The results of each experiment are fairly easy to interpret. Capitalism works for men who do. Socialism works for men who don’t.
Early America prospered because it incentivized work and ingenuity. New Harmony floundered by socializing profits and losses. In the 19th-century Indiana wilderness, they played music, drank beer, wrote constitutions for distant lands, and performed puppet shows. But they forgot to plant crops one harvest season, left factories unmanned, and even resorted to breaking down a cabin for firewood. As one dejected resident lamented, “the men generally do not work as well as they would for themselves.”
The more America’s policies resemble New Harmony’s, the more America’s outcomes will resemble New Harmony’s.
Jefferson’s declaration based just government on the consent of the governed to protect life, liberty, and the pursuit of happiness. Owen’s declaration envisioned a social system that directed people how to live their lives, exercise their liberty, and pursue happiness—whose is anybody’s guess. If it were called “Dependence Day,” perhaps Robert Owen’s heritors would celebrate more heartily today.
It’s not just that all those American flags make some leftists squeamish about the Fourth. It’s that a holiday so associated with freedom conflicts with an outlook so preoccupied with coordinating the lives of others. So, committed leftists are faced with either downplaying or hijacking the holiday.
Owen’s Declaration of Mental Independence was an early attempt in the long tradition to co-opt or erase American traditions. Washington’s Birthday yields to the blah Presidents’ Day, Columbus Day provides an excuse to bash Western Civilization, and Christmas morphs into “winter holidays.”
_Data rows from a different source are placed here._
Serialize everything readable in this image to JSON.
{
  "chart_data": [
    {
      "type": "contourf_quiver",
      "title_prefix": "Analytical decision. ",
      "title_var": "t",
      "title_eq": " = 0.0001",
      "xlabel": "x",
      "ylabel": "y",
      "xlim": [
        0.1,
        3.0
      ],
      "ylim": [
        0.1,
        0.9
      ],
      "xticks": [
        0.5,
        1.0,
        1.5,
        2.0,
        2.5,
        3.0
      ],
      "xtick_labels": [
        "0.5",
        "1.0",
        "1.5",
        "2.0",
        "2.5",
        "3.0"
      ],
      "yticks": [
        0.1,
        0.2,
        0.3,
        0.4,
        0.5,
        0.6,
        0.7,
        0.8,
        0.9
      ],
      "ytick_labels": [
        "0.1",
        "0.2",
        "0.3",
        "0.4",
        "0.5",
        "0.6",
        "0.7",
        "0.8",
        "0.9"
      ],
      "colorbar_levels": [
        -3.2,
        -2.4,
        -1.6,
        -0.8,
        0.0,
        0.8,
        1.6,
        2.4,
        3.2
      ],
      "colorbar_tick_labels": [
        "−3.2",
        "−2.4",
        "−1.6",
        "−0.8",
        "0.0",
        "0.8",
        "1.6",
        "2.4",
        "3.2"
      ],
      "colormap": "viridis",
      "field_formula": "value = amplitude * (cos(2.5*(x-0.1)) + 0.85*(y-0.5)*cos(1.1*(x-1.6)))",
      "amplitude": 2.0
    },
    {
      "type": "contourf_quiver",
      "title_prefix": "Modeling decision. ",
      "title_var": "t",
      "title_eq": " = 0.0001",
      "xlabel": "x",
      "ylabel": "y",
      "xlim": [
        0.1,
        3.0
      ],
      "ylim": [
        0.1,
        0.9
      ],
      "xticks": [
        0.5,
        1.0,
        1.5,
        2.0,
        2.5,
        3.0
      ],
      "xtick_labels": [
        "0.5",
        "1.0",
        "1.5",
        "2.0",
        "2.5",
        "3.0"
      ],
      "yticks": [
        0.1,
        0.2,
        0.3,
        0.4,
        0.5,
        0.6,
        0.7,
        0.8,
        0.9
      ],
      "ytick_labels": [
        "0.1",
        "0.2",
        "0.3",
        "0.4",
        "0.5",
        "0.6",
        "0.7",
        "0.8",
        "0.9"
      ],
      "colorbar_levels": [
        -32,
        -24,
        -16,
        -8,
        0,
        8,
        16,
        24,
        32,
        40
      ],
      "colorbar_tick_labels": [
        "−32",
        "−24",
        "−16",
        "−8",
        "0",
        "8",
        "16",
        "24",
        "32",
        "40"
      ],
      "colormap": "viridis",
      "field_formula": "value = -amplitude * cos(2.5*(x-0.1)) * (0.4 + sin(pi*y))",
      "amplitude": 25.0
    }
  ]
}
Basing the calendar on Robert Owen’s commune rather than Christ’s birth never caught on. But so much else from New Harmony—Doesn’t Owen’s attack on marriage, religion, and private property seem more 2011 than 1826?—eventually did.
The Fourth of July represents America’s heritage of freedom. The more we are separated from that heritage, the easier it is to replace it with principles altogether foreign to the celebrants of the original Independence Day. Certainly the authors of the Harvard study understand this.
Fifty years after July 4, 1776, few Americans were willing to embrace the principles of the Declaration of Mental Independence. Two hundred and thirty-five years after the Declaration of Independence, Americans unmoored from their heritage seem ready to embrace any random scheme that comes along.